By Master William Scott Shamblin

The purpose of this article is to give instructors and students alike, some simple, concise, easy to understand, and straight forward references in evaluating Isshin‑ryu kata.

It must be noted that good kata can translate directly to good kumite. If done properly, kata and kumite combined can translate to extraordinary self-defense skills, but it does not happen by accident. Kata training must be specific in that certain skills must be focused on and properly trained in order to gain the full benefits. If you don’t have targets to shoot for, you can never hit them.

All Isshin‑ryu sensei seek the best for their students. To be able to pin-point specific items in evaluating a student’s kata, and then with educated guidance, see those items steadily improve over time, is the mark of an excellent instructor.

The focus of the key points in this article pertains primarily to Centering, Mechanics and Breathing. They are “bullet pointed” for easy reference. There are many more that can be emphasized, but if you will do these, it will help you.

Look for the stances being correct; i.e., proper width, foot positions, knees correctly bent, etc.

Look for the hips being low and the back straight. If the knees are bent properly, the hips should be low. This is “centering” and it aids with balance and power.

Look for the knees being bent enough so that the toes cannot be seen for the knees, but no further. This also corresponds to “centering.”

Weight should be dropped from the hips, into the feet. Also corresponds to “centering.” Do not lean forward.

Look for the back (spine) being straight, with the head, neck, and tail bone in good alignment. (“Fight with your back straight.” – Chotoku Kyan)

Look for the chin being slightly tucked down while the tailbone is slightly tucked (not too much), to keep the spine straight.

The head should not be tilted back, nor the tail bone jutted out. To do so causes the spine to lock, thereby creating tension in the spine. The goal is to remove all tension from the body.

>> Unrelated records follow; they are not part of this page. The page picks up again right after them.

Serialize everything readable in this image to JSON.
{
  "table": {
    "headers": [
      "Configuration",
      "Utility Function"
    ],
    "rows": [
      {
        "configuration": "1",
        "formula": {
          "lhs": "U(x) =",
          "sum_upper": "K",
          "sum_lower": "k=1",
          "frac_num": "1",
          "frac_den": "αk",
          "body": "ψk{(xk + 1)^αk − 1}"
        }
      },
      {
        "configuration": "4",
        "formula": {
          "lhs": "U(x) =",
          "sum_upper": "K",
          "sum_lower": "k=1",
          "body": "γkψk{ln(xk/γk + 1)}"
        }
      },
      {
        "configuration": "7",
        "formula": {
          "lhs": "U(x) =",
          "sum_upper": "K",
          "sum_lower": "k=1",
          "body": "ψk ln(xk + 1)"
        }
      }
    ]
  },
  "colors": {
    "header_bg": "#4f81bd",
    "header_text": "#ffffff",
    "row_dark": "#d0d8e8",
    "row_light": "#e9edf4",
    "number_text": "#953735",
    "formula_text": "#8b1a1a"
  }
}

In the very beginning (perhaps the first 2 or three training sessions), it is acceptable for the student to look down occasionally in order to check their stances and make sure that their foot positions are correct. However, as soon as possible this practice should be discouraged, before it becomes a habit. Look for the student’s eyes being up and looking straight ahead at eye level, never down at the floor or at the feet. The student should not “watch” their feet to check stances; they should be “feeling” their stances. This is one step towards developing “body awareness.”

The face should point towards the opponent’s solar plexus and the eyes should point towards the opponent’s eyes. This will align the neck properly with the spine, and protect the throat area at the same time.

When moving in the crescent step, the hips move first, followed by the knees and then the foot. The ball of the foot remains in contact with the floor and “glides” into place. The entire step, forwards or back, should be done in one smooth, continual movement (no hesitation).

In moving from one position to the next, the head level should remain the same. It should not bob up and down. The idea is to move as if moving under a board that is about 1 to 2 inches lower than head level. If you bob upwards, your head hits the board; you want to “glide” smoothly underneath. The key to this is in keeping the hips low and the knees bent (centered).

The Isshin‑ryu fist position MUST be correct. The thumb is on top of the fist. When punching, the wrist must be bent slightly downward, so that the first two knuckles are prominent.

In the chambered position with the hands, the fists should be mounted on the hips (on the belt), with the elbows pulled back fully against the body. Do not allow the elbows to stick out, i.e., “chicken wings.” The shoulders should not ride up. Pull the shoulders down and “relax.” (Note: Most people will do anything but “relax” at this point. This will feel very awkward and uncomfortable to them for a long time. However, this is a necessary step and MUST be done. This position ensures that the proper mechanics are in place.)

In kicking techniques, all kicks should return to the chamber position, and held for a second, before returning the foot to the ground. The kick should never be allowed to simply drop to the floor. Learn to set the foot down when you want to, not when you have to.

When throwing front snap kicks, make sure that the students do not strike with the flat part of the bottom of the foot. Instead, make sure the students point the foot down, pull the toes back and strike with the ball of the foot. The flat part of the foot causes the impact of the kick to dissipate. The ball of the foot causes the impact of the foot to penetrate. Penetration as opposed to dissipation is the key.

The MOST important element is correct breathing. This must be established early and reinforced forever. Inhale through the nose on preparatory movements and exhale through the mouth on execution of techniques. The breathing needs to be audible, so that the instructor can hear, and know for certain, that the student is breathing correctly. The instructor needs to make sure that the student is never holding their breath. Breathing must be steady and above all, constant. This is crucial; it must be enforced for a long period of time, and must never be overlooked.

LISTEN for: 1) correct breathing and 2) the snap of the gi on all techniques, and 3) good kiai.

LOOK for: 1) correct stances, 2) good posture and balance, 3) correct placement – hitting the correct targets, 4) correct form, including proper fist position, and 5) good eye focus.